¿Cómo están queridos lectores? Espero que más centrados y con las cosas más claras que yo. Sé que voy un poco espeso y algo atribulado. El hecho de que me hayan operado un ojo de cataratas hace dos meses y medio y el otro no, hace que lo vea todo muy claro por la derecha, ojo operado, y no vea una mierda por la izquierda, ojo que guarda celoso todas sus dioptrías. Y sí, claro que lo pueden extrapolar a la ideología política. La derechona y la muy derechona siempre han tenido muy claro que si no ganan de una manera lo harán de otra, fusilamiento incluido, para que andar con gilipolleces democráticas, llevan el ADN del matón de barrio. En cambio la izquierda, ay la izquierda, siempre arrastrando ese complejo de dar los pasitos despacio para no asustar a la bestia, cuando la bestia deja claro que hasta un pasito pequeño, como robarles los palos de golf y la gomina, les irrita sobremanera.
Pues como les decía, estoy hecho un lío de tres pares de narices (que expresiones más viejunas me salen). A ver si me ayudan, imagino que esa matraca que dan con «salvar la Navidad» tiene un trasfondo económico idéntico al que movió aquello de «salvar el verano». Y por lo tanto les importa realmente muy poco que un anciano pase la Navidad solo, o con un allegado. Sin embargo, entiendo que la Navidad, guste o no, funciona como un altavoz de sentimientos. Si te lo pasas bien en Navidad es la hostia, pero si lo pasas mal esos días, la sensación de tristeza y depresión se multiplican por cien. Así que la ecuación se antoja, al menos para mí, irresoluble. Dudo más que pienso, y es algo que arrastro desde pequeño, cuando comprobé que los cowboys no eran los buenos, ni los indios los malos, que todo era mucho más complejo. En la vida no basta con esperar a que el Séptimo de Caballería llegue galopando, porque además cualquiera se fía de un grupo de hombres con sable y pistola que no dudan en disparar si no les gusta tu cara.

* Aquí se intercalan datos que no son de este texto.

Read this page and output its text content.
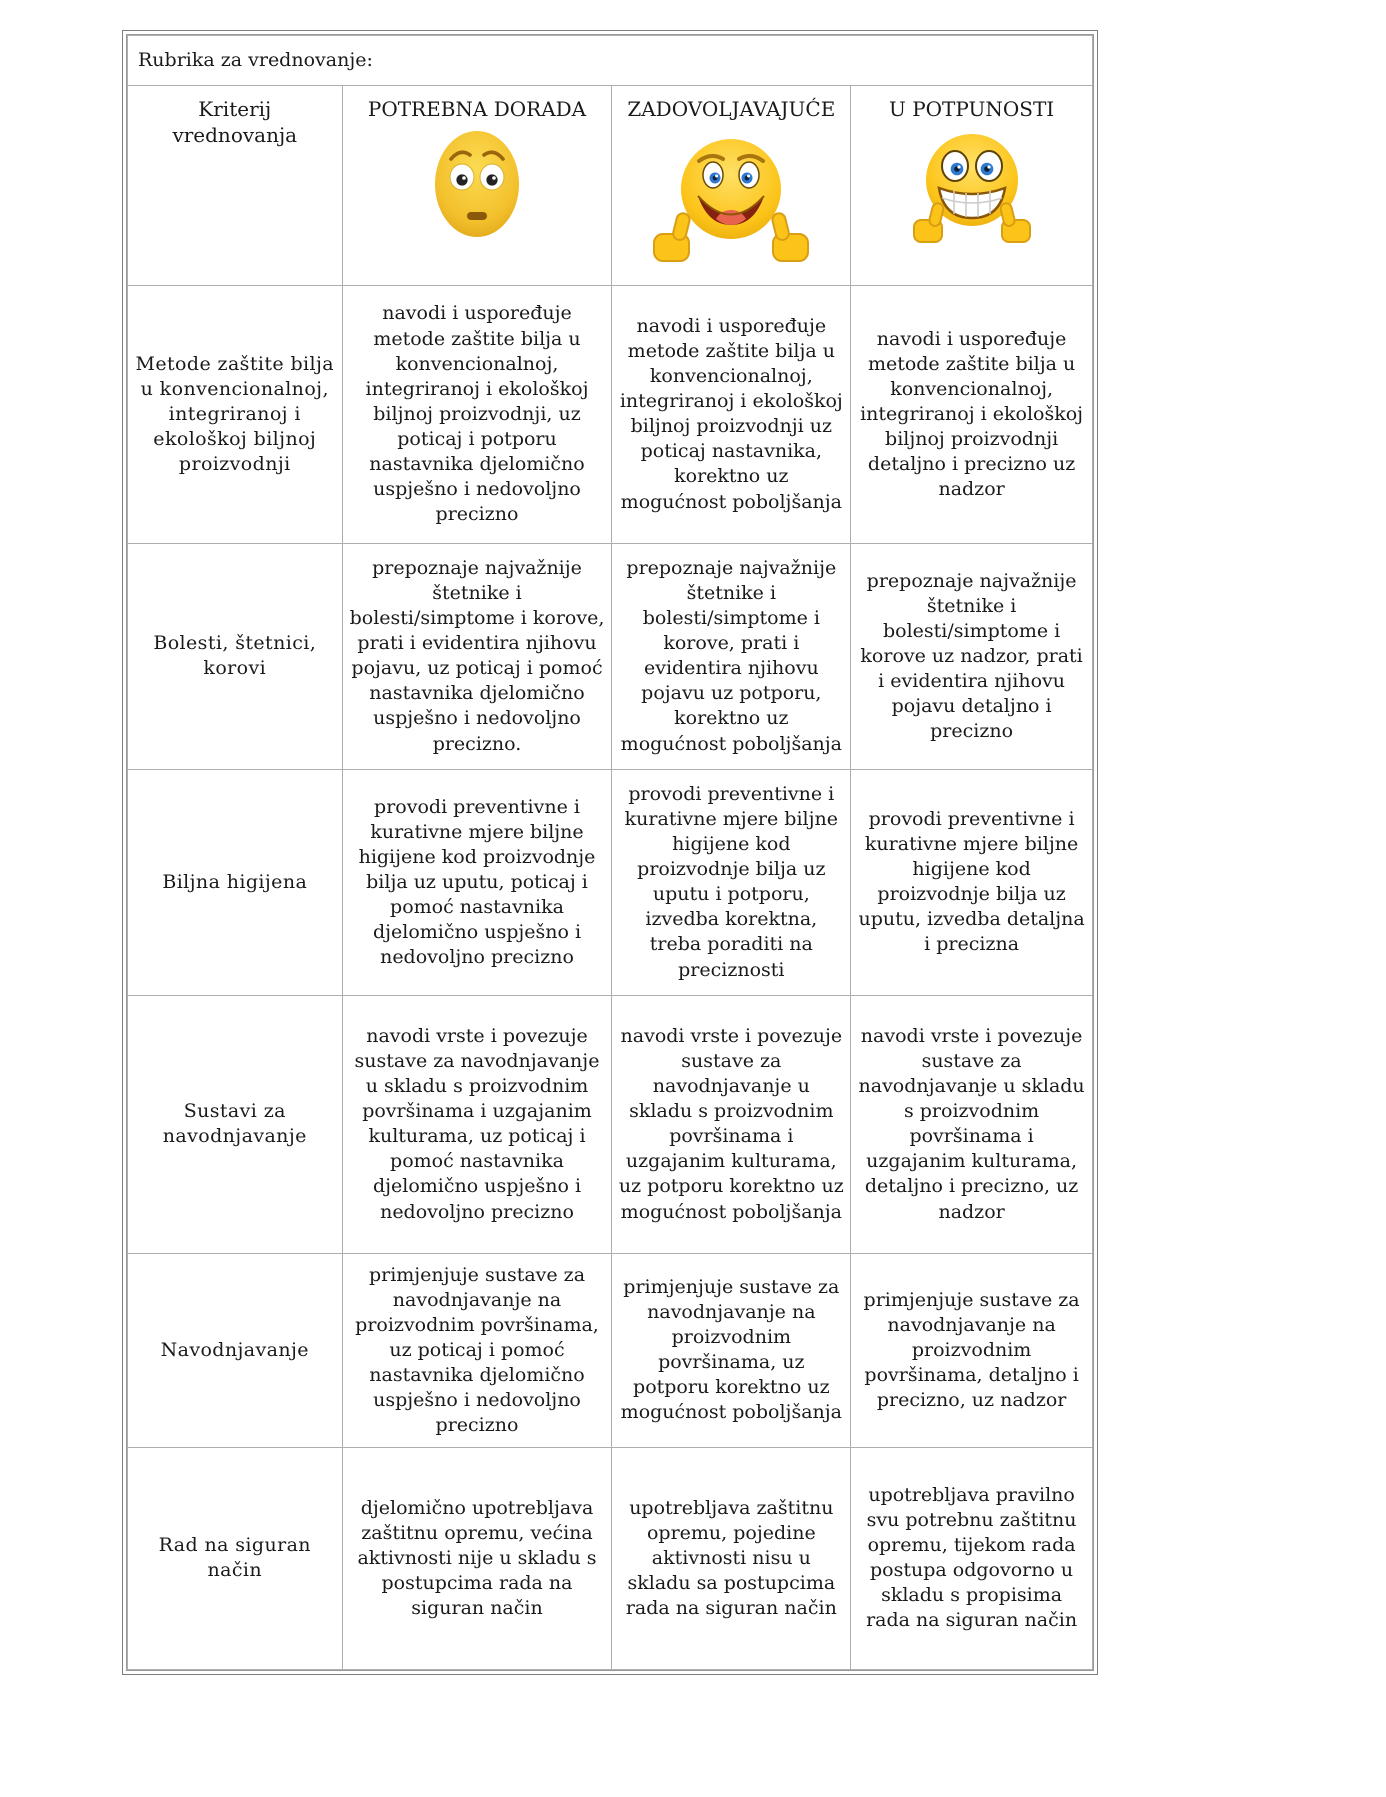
Rubrika za vrednovanje:			

Kriterij vrednovanja	POTREBNA DORADA	ZADOVOLJAVAJUĆE	U POTPUNOSTI

Metode zaštite bilja u konvencionalnoj, integriranoj i ekološkoj biljnoj proizvodnji	navodi i uspoređuje metode zaštite bilja u konvencionalnoj, integriranoj i ekološkoj biljnoj proizvodnji, uz poticaj i potporu nastavnika djelomično uspješno i nedovoljno precizno	navodi i uspoređuje metode zaštite bilja u konvencionalnoj, integriranoj i ekološkoj biljnoj proizvodnji uz poticaj nastavnika, korektno uz mogućnost poboljšanja	navodi i uspoređuje metode zaštite bilja u konvencionalnoj, integriranoj i ekološkoj biljnoj proizvodnji detaljno i precizno uz nadzor
Bolesti, štetnici, korovi	prepoznaje najvažnije štetnike i bolesti/simptome i korove, prati i evidentira njihovu pojavu, uz poticaj i pomoć nastavnika djelomično uspješno i nedovoljno precizno.	prepoznaje najvažnije štetnike i bolesti/simptome i korove, prati i evidentira njihovu pojavu uz potporu, korektno uz mogućnost poboljšanja	prepoznaje najvažnije štetnike i bolesti/simptome i korove uz nadzor, prati i evidentira njihovu pojavu detaljno i precizno
Biljna higijena	provodi preventivne i kurativne mjere biljne higijene kod proizvodnje bilja uz uputu, poticaj i pomoć nastavnika djelomično uspješno i nedovoljno precizno	provodi preventivne i kurativne mjere biljne higijene kod proizvodnje bilja uz uputu i potporu, izvedba korektna, treba poraditi na preciznosti	provodi preventivne i kurativne mjere biljne higijene kod proizvodnje bilja uz uputu, izvedba detaljna i precizna
Sustavi za navodnjavanje	navodi vrste i povezuje sustave za navodnjavanje u skladu s proizvodnim površinama i uzgajanim kulturama, uz poticaj i pomoć nastavnika djelomično uspješno i nedovoljno precizno	navodi vrste i povezuje sustave za navodnjavanje u skladu s proizvodnim površinama i uzgajanim kulturama, uz potporu korektno uz mogućnost poboljšanja	navodi vrste i povezuje sustave za navodnjavanje u skladu s proizvodnim površinama i uzgajanim kulturama, detaljno i precizno, uz nadzor
Navodnjavanje	primjenjuje sustave za navodnjavanje na proizvodnim površinama, uz poticaj i pomoć nastavnika djelomično uspješno i nedovoljno precizno	primjenjuje sustave za navodnjavanje na proizvodnim površinama, uz potporu korektno uz mogućnost poboljšanja	primjenjuje sustave za navodnjavanje na proizvodnim površinama, detaljno i precizno, uz nadzor
Rad na siguran način	djelomično upotrebljava zaštitnu opremu, većina aktivnosti nije u skladu s postupcima rada na siguran način	upotrebljava zaštitnu opremu, pojedine aktivnosti nisu u skladu sa postupcima rada na siguran način	upotrebljava pravilno svu potrebnu zaštitnu opremu, tijekom rada postupa odgovorno u skladu s propisima rada na siguran način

No sé si estos días se parecen más a la peli de Spilberg «Salvar al soldado Ryan», donde todo es una auténtica escabechina para intentar llevar sano y salvo a Ryan a casa. O por el contrario es más como «Pesadilla antes de Navidad», donde el universo de su productor, Tim Burton, nos muestra a un Jack Skellington, rey de Ciudad Hallowen, liándola bien parda por intentar montar la navidad a su manera. Ando más perdido que un torero en una asamblea del Pacma, que un nazi en una biblioteca, que Pablo Motos fuera de plano, que Hansel sin Gretel, que una viuda millonaria sin su caniche, o que un caixer sin su caballo. Por lo tanto mi opinión sobre el tema navideño es más inútil que un hospital sin sanitarios ni quirófanos. Si pueden ilustrarme, al final del artículo encontrarán el email de siempre.
Así que a estas alturas aún no sé si puedo fumarme seis cigarrillos en interior y diez exterior, si debo guardar más de dos metros de distancia con mi cuñado, pero me puedo ir con un allegado a una orgía rival hasta el toque de queda. Si el cierre perimetral es de mi isla, mi pueblo o mi salón. Si para viajar me pedirán PCR, antígenos, o el carnet del Atléti. Si la mascarilla tiene que ser de triple capa sin filtro, o de tela con dibujos chulos que alegren la vista a los demás. Si la vacuna tiene que ir en la nevera, o bastará con ponerle hielo como al gin tonic. Si me gustan más los mantecados o los mazapanes. En definitiva, voy sin brújula y sin GPS. Y desde mi más tremendo lío mental les deseo un feliz jueves.